ScholarChemQA: Unveiling the Power of Language Models in Chemical Research Question Answering

Chen, Xiuying, Wang, Tairan, Guo, Taicheng, Guo, Kehan, Zhou, Juexiao, Li, Haoyang, Zhuge, Mingchen, Schmidhuber, Jürgen, Gao, Xin, Zhang, Xiangliang

arXiv.org Artificial Intelligence

Question Answering (QA) effectively evaluates language models' reasoning and knowledge depth. While QA datasets are plentiful in areas like general domain and biomedicine, academic chemistry is less explored. Chemical QA plays a crucial role in both education and research by effectively translating complex chemical information into readily understandable format.

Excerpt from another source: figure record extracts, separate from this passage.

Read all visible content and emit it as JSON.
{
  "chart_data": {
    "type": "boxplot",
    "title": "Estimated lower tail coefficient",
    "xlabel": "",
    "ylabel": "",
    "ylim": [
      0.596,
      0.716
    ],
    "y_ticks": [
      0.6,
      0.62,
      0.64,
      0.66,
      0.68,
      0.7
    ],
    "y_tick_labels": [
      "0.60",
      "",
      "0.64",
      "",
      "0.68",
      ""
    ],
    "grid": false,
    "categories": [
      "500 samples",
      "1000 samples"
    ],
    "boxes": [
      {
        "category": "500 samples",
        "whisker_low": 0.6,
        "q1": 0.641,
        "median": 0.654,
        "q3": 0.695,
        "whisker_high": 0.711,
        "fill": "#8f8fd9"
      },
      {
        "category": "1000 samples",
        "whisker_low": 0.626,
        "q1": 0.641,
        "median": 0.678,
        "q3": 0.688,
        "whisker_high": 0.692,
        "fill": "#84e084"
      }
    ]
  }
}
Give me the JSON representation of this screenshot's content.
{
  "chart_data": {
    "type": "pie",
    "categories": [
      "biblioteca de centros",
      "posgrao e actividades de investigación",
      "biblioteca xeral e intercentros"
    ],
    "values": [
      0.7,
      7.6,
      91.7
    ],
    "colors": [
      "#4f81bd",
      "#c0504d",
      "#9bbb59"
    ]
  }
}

Addressing this gap, we introduce ScholarChemQA, a large-scale QA dataset constructed from chemical papers. This dataset reflects typical real-world challenges, including an imbalanced data distribution and a substantial amount of unlabeled data that can be potentially useful. Correspondingly, we introduce a QAMatch model, specifically designed to effectively answer chemical questions by fully leveraging our collected data. We first address the issue of imbalanced label distribution by re-weighting the instance-wise loss based on the inverse frequency of each class, ensuring minority classes are not dominated by majority ones during optimization. Next, we utilize the unlabeled data to enrich the learning process, generating a variety of augmentations based on a SoftMix operation and ensuring their predictions align with the same target, i.e., pseudo-labels. To ensure the quality of the pseudo-labels, we propose a calibration procedure aimed at closely aligning the pseudo-label estimates of individual samples with a desired ground truth distribution. Experiments show that our QAMatch significantly outperforms the recent similar-scale baselines and Large Language Models (LLMs) not only on our ScholarChemQA dataset but also on four benchmark datasets. We hope our benchmark and model can facilitate and promote more research on chemical QA.